Audience tenue à Ottawa (Ontario), le 14 mars 2019.

Jugement rendu à Ottawa (Ontario), le 9 août 2019.

MOTIFS DU JUGEMENT :

LE JUGE WEBB

Y ONT SOUSCRIT :

LE JUGE PELLETIER

MOTIFS DISSIDENTS :

LE JUGE RENNIE


Date : 20190809


Dossier : A-187-17

Référence : 2019 CAF 218

CORAM :

LE JUGE PELLETIER

LE JUGE WEBB

LE JUGE RENNIE

 

ENTRE :

 

 

GORDON RONALD GREGG, DONALD RICHARD MACDONALD,

GLENN SORKO, FRANK COATES, NANETTE JOZWIAK,

WILLIAM HANNA (EN QUALITÉ D’ADMINISTRATEUR DE LA SUCCESSION DE DONALD LLOYD GERKE), FREDERICK MARK HANLEY,

DAVID BAXTER, CHRISTOPHER CHARLES JOHNSTON,

JAMES ARTHUR BRADLEY, BRIAN LEONARD SOWTEN,

WILLIAM CHARLES SCHULTZ, RUSSELL IRVING COOPER,

WILLIAM ALEXANDER HACKWELL, NOEL MARTIN LOURENS,

ALEXANDER GEORGE WILLIAM HEMINGWAY,

FRANÇOIS RAUSCHER et LARRY CROWLEY

 

 

appelants

 

 

et

 

 

ASSOCIATION DES PILOTES D’AIR CANADA et AIR CANADA

 

 

intimées

 

MOTIFS DU JUGEMENT

LE JUGE RENNIE (Motifs dissidents)

[1]  Les appelants sont d’anciens pilotes d’Air Canada. Ils étaient assujettis à la politique d’Air Canada relative à la retraite obligatoire à l’âge de 60 ans, en vigueur entre mars 2011 et octobre 2012. À l’époque, l’alinéa 15(1)c) de la Loi canadienne sur les droits de la personne, L.R.C. 1985, ch. H-6 (la Loi), était toujours en vigueur (abrogation ayant pris effet le 15 décembre 2012). Il prévoyait que le fait pour un employeur de mettre fin à l’emploi d’une personne à l’« âge de la retraite en vigueur » pour ce poste ne constituait pas un acte discriminatoire. Les appelants ont chacun déposé une plainte auprès de la Commission canadienne des droits de la personne selon laquelle l’intimée, Air Canada, avait fait preuve de discrimination fondée sur l’âge à leur endroit en concluant la convention collective qui imposait la retraite obligatoire.

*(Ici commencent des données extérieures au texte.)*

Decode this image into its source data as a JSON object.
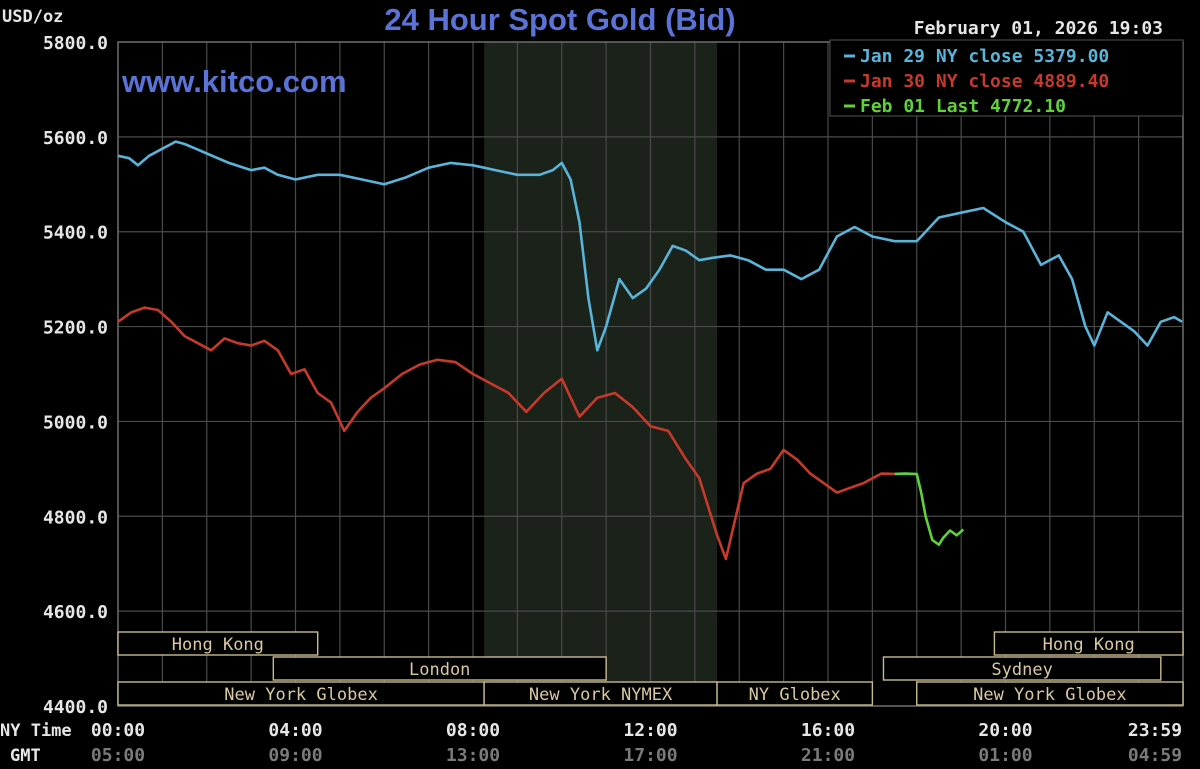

[2]  Après avoir pris connaissance des rapports de l’enquêteur préparés sous le régime des articles 40 et 41 de la Loi, la Commission a décidé de ne pas statuer sur les plaintes conformément à l’alinéa 41(1)d) de la Loi parce qu’il était « clair et évident » qu’elles étaient vouées à l’échec. Cette conclusion était fondée sur l’arrêt de notre Cour dans l’affaire Association des pilotes d’Air Canada c. Kelly, 2012 CAF 209, [2013] 1 R.C.F. 308 (Kelly), et sur la décision Vilven c. Air Canada, 2009 CF 367, [2010] 2 R.C.F. 189 (Vilven), de la Cour fédérale. Dans l’arrêt Kelly, notre Cour a confirmé la constitutionnalité de l’alinéa 15(1)c). Dans l’affaire Vilven, la Cour fédérale (sous la plume de la juge Mactavish) était d’avis que la conclusion du Tribunal canadien des droits de la personne –selon laquelle l’âge de 60 ans était l’« âge de la retraite en vigueur » des pilotes canadiens de 2003 à 2005 – était raisonnable. En termes généraux, la Cour fédérale a jugé que, puisqu’Air Canada contrôlait plus de 50 % du marché intérieur des passagers aériens, en fixant l’âge de la retraite obligatoire à 60 ans, elle établissait la norme de l’industrie en la matière.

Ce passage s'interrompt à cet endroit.